Description: A complete metric space is a metric space with a complete metric. (Contributed by Mario Carneiro, 15-Oct-2015)

		Ref	Expression
	Hypotheses	iscms.1	⊢ 𝑋 = ( Base ‘ 𝑀 )
		iscms.2	⊢ 𝐷 = ( ( dist ‘ 𝑀 ) ↾ ( 𝑋 × 𝑋 ) )
	Assertion	iscms	⊢ ( 𝑀 ∈ CMetSp ↔ ( 𝑀 ∈ MetSp ∧ 𝐷 ∈ ( CMet ‘ 𝑋 ) ) )

Proof

Step	Hyp	Ref	Expression
1		iscms.1	⊢ 𝑋 = ( Base ‘ 𝑀 )
2		iscms.2	⊢ 𝐷 = ( ( dist ‘ 𝑀 ) ↾ ( 𝑋 × 𝑋 ) )
3		fvexd	⊢ ( 𝑤 = 𝑀 → ( Base ‘ 𝑤 ) ∈ V )
4		fveq2	⊢ ( 𝑤 = 𝑀 → ( dist ‘ 𝑤 ) = ( dist ‘ 𝑀 ) )
5	4	adantr	⊢ ( ( 𝑤 = 𝑀 ∧ 𝑏 = ( Base ‘ 𝑤 ) ) → ( dist ‘ 𝑤 ) = ( dist ‘ 𝑀 ) )
6		id	⊢ ( 𝑏 = ( Base ‘ 𝑤 ) → 𝑏 = ( Base ‘ 𝑤 ) )

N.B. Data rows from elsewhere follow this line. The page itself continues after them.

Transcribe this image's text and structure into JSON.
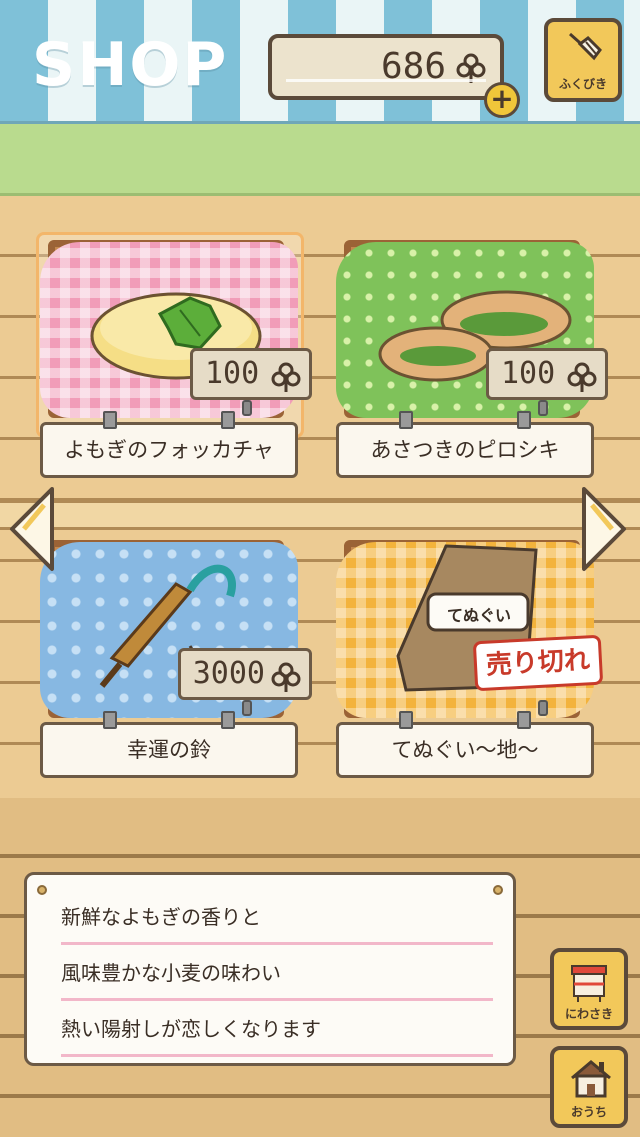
{
  "header": {
    "title": "SHOP",
    "coins": "686",
    "currency_icon": "clover-icon",
    "lottery_label": "ふくびき"
  },
  "items": [
    {
      "name": "よもぎのフォッカチャ",
      "price": "100",
      "cloth": "pink",
      "selected": true,
      "sold_out": false
    },
    {
      "name": "あさつきのピロシキ",
      "price": "100",
      "cloth": "green",
      "selected": false,
      "sold_out": false
    },
    {
      "name": "幸運の鈴",
      "price": "3000",
      "cloth": "blue",
      "selected": false,
      "sold_out": false
    },
    {
      "name": "てぬぐい〜地〜",
      "price": "",
      "cloth": "yellow",
      "selected": false,
      "sold_out": true,
      "sold_out_label": "売り切れ",
      "towel_label": "てぬぐい"
    }
  ],
  "description": {
    "lines": [
      "新鮮なよもぎの香りと",
      "風味豊かな小麦の味わい",
      "熱い陽射しが恋しくなります"
    ]
  },
  "side_buttons": {
    "garden_label": "にわさき",
    "home_label": "おうち"
  },
  "colors": {
    "awning_blue": "#7fc1d8",
    "grass": "#b9db8e",
    "wood": "#eccb93",
    "button_yellow": "#f2c85a",
    "outline": "#5b4a3a"
  }
}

7		fveq2	⊢ ( 𝑤 = 𝑀 → ( Base ‘ 𝑤 ) = ( Base ‘ 𝑀 ) )
8	7 1	eqtr4di	⊢ ( 𝑤 = 𝑀 → ( Base ‘ 𝑤 ) = 𝑋 )
9	6 8	sylan9eqr	⊢ ( ( 𝑤 = 𝑀 ∧ 𝑏 = ( Base ‘ 𝑤 ) ) → 𝑏 = 𝑋 )

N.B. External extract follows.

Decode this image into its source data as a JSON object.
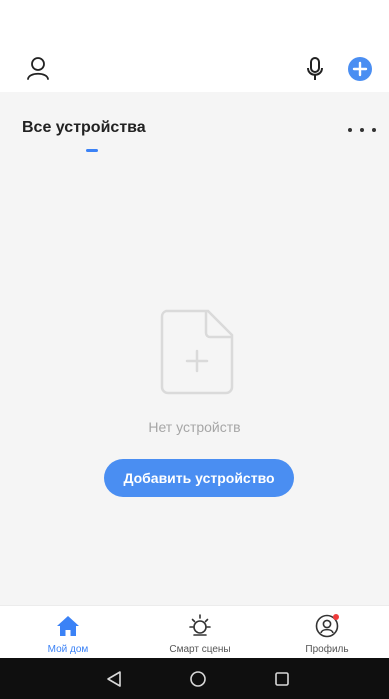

10	9	sqxpeqd	⊢ ( ( 𝑤 = 𝑀 ∧ 𝑏 = ( Base ‘ 𝑤 ) ) → ( 𝑏 × 𝑏 ) = ( 𝑋 × 𝑋 ) )
11	5 10	reseq12d	⊢ ( ( 𝑤 = 𝑀 ∧ 𝑏 = ( Base ‘ 𝑤 ) ) → ( ( dist ‘ 𝑤 ) ↾ ( 𝑏 × 𝑏 ) ) = ( ( dist ‘ 𝑀 ) ↾ ( 𝑋 × 𝑋 ) ) )
12	11 2	eqtr4di	⊢ ( ( 𝑤 = 𝑀 ∧ 𝑏 = ( Base ‘ 𝑤 ) ) → ( ( dist ‘ 𝑤 ) ↾ ( 𝑏 × 𝑏 ) ) = 𝐷 )
13	9	fveq2d	⊢ ( ( 𝑤 = 𝑀 ∧ 𝑏 = ( Base ‘ 𝑤 ) ) → ( CMet ‘ 𝑏 ) = ( CMet ‘ 𝑋 ) )
14	12 13	eleq12d	⊢ ( ( 𝑤 = 𝑀 ∧ 𝑏 = ( Base ‘ 𝑤 ) ) → ( ( ( dist ‘ 𝑤 ) ↾ ( 𝑏 × 𝑏 ) ) ∈ ( CMet ‘ 𝑏 ) ↔ 𝐷 ∈ ( CMet ‘ 𝑋 ) ) )
15	3 14	sbcied	⊢ ( 𝑤 = 𝑀 → ( [ ( Base ‘ 𝑤 ) / 𝑏 ] ( ( dist ‘ 𝑤 ) ↾ ( 𝑏 × 𝑏 ) ) ∈ ( CMet ‘ 𝑏 ) ↔ 𝐷 ∈ ( CMet ‘ 𝑋 ) ) )
16		df-cms	⊢ CMetSp = { 𝑤 ∈ MetSp ∣ [ ( Base ‘ 𝑤 ) / 𝑏 ] ( ( dist ‘ 𝑤 ) ↾ ( 𝑏 × 𝑏 ) ) ∈ ( CMet ‘ 𝑏 ) }
17	15 16	elrab2	⊢ ( 𝑀 ∈ CMetSp ↔ ( 𝑀 ∈ MetSp ∧ 𝐷 ∈ ( CMet ‘ 𝑋 ) ) )